On the day before Biden’s inauguration, the Trump administration labeled the repression of Uighur Muslims in western China’s Xinjiang province as genocide and a crime against humanity. As soon as Trump stepped down, Beijing imposed sanctions on former administrative officials, including former Secretary of State Mike Pompeo and trade advisor Peter Navarro.

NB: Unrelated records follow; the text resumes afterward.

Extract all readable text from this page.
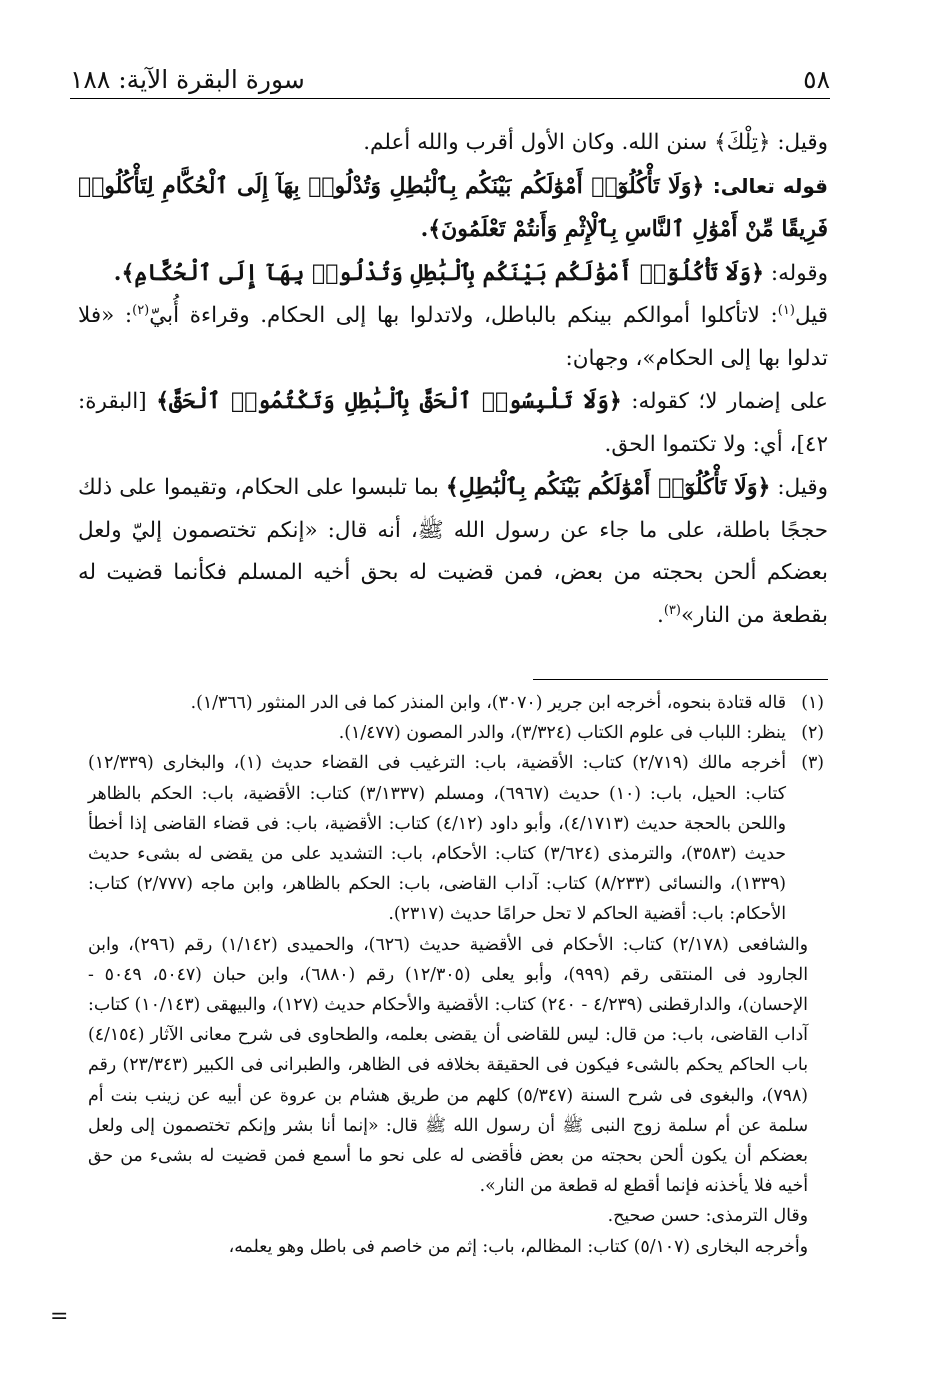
٥٨
سورة البقرة الآية: ١٨٨

وقيل: ﴿تِلْكَ﴾ سنن الله. وكان الأول أقرب والله أعلم.

قوله تعالى: ﴿وَلَا تَأْكُلُوٓا۟ أَمْوَٰلَكُم بَيْنَكُم بِٱلْبَٰطِلِ وَتُدْلُوا۟ بِهَآ إِلَى ٱلْحُكَّامِ لِتَأْكُلُوا۟ فَرِيقًا مِّنْ أَمْوَٰلِ ٱلنَّاسِ بِٱلْإِثْمِ وَأَنتُمْ تَعْلَمُونَ﴾.

وقوله: ﴿وَلَا تَأْكُلُوٓا۟ أَمْوَٰلَكُم بَيْنَكُم بِٱلْبَٰطِلِ وَتُدْلُوا۟ بِهَآ إِلَى ٱلْحُكَّامِ﴾.

قيل$^{(١)}$: لاتأكلوا أموالكم بينكم بالباطل، ولاتدلوا بها إلى الحكام. وقراءة أُبيّ$^{(٢)}$: «فلا تدلوا بها إلى الحكام»، وجهان:

على إضمار لا؛ كقوله: ﴿وَلَا تَلْبِسُوا۟ ٱلْحَقَّ بِٱلْبَٰطِلِ وَتَكْتُمُوا۟ ٱلْحَقَّ﴾ [البقرة: ٤٢]، أي: ولا تكتموا الحق.

وقيل: ﴿وَلَا تَأْكُلُوٓا۟ أَمْوَٰلَكُم بَيْنَكُم بِٱلْبَٰطِلِ﴾ بما تلبسوا على الحكام، وتقيموا على ذلك حججًا باطلة، على ما جاء عن رسول الله ﷺ، أنه قال: «إنكم تختصمون إليّ ولعل بعضكم ألحن بحجته من بعض، فمن قضيت له بحق أخيه المسلم فكأنما قضيت له بقطعة من النار»$^{(٣)}$.

(١)
قاله قتادة بنحوه، أخرجه ابن جرير (٣٠٧٠)، وابن المنذر كما فى الدر المنثور (١/٣٦٦).
(٢)
ينظر: اللباب فى علوم الكتاب (٣/٣٢٤)، والدر المصون (١/٤٧٧).
(٣)
أخرجه مالك (٢/٧١٩) كتاب: الأقضية، باب: الترغيب فى القضاء حديث (١)، والبخارى (١٢/٣٣٩) كتاب: الحيل، باب: (١٠) حديث (٦٩٦٧)، ومسلم (٣/١٣٣٧) كتاب: الأقضية، باب: الحكم بالظاهر واللحن بالحجة حديث (٤/١٧١٣)، وأبو داود (٤/١٢) كتاب: الأقضية، باب: فى قضاء القاضى إذا أخطأ حديث (٣٥٨٣)، والترمذى (٣/٦٢٤) كتاب: الأحكام، باب: التشديد على من يقضى له بشىء حديث (١٣٣٩)، والنسائى (٨/٢٣٣) كتاب: آداب القاضى، باب: الحكم بالظاهر، وابن ماجه (٢/٧٧٧) كتاب: الأحكام: باب: أقضية الحاكم لا تحل حرامًا حديث (٢٣١٧).
والشافعى (٢/١٧٨) كتاب: الأحكام فى الأقضية حديث (٦٢٦)، والحميدى (١/١٤٢) رقم (٢٩٦)، وابن الجارود فى المنتقى رقم (٩٩٩)، وأبو يعلى (١٢/٣٠٥) رقم (٦٨٨٠)، وابن حبان (٥٠٤٧، ٥٠٤٩ - الإحسان)، والدارقطنى (٤/٢٣٩ - ٢٤٠) كتاب: الأقضية والأحكام حديث (١٢٧)، والبيهقى (١٠/١٤٣) كتاب: آداب القاضى، باب: من قال: ليس للقاضى أن يقضى بعلمه، والطحاوى فى شرح معانى الآثار (٤/١٥٤) باب الحاكم يحكم بالشىء فيكون فى الحقيقة بخلافه فى الظاهر، والطبرانى فى الكبير (٢٣/٣٤٣) رقم (٧٩٨)، والبغوى فى شرح السنة (٥/٣٤٧) كلهم من طريق هشام بن عروة عن أبيه عن زينب بنت أم سلمة عن أم سلمة زوج النبى ﷺ أن رسول الله ﷺ قال: «إنما أنا بشر وإنكم تختصمون إلى ولعل بعضكم أن يكون ألحن بحجته من بعض فأقضى له على نحو ما أسمع فمن قضيت له بشىء من حق أخيه فلا يأخذنه فإنما أقطع له قطعة من النار».
وقال الترمذى: حسن صحيح.
وأخرجه البخارى (٥/١٠٧) كتاب: المظالم، باب: إثم من خاصم فى باطل وهو يعلمه،
=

Women with red ribbons hold candles during a nighttime protest against the military coup in Yangon, Myanmar, on February 5, 2021.

Reuters

The Biden administration will maintain the genocidal designation, Biden’s candidate for UN Ambassador Linda Thomas-Greenfield said during her confirmation hearing. Biden had condemned China’s actions in Xinjiang as genocide during its presidential campaign.

The White House is already facing its first major international hotspot with China after the Myanmar military toppled and arrested the country’s civilian leadership earlier this month.

The US has warned that if it does not release the imprisoned civilian leadership and support the country’s democratic transition, it will take action against those responsible for the coup. For its part, China has avoided condemning the coup and has instead called for a solution to the crisis in accordance with the country’s constitution.

Tensions are also mounting in Taiwan. Beijing claims sovereignty over Taiwan, which is self-governing under the umbrella of US security guarantees. Days after Biden’s inauguration, China sent fighter jets across the strait and was convicted by Washington. On Thursday, a US Navy warship sailed through the strait for the first time since Biden took office.

“The Secretary reaffirmed that the United States will work with its allies and partners to defend our common values ​​and interests and hold the PRC accountable for its efforts to threaten and undermine stability in the Indo-Pacific, including the Taiwan Strait pull the rules-based international system, “State Department spokesman Price said of Blinken’s Friday call.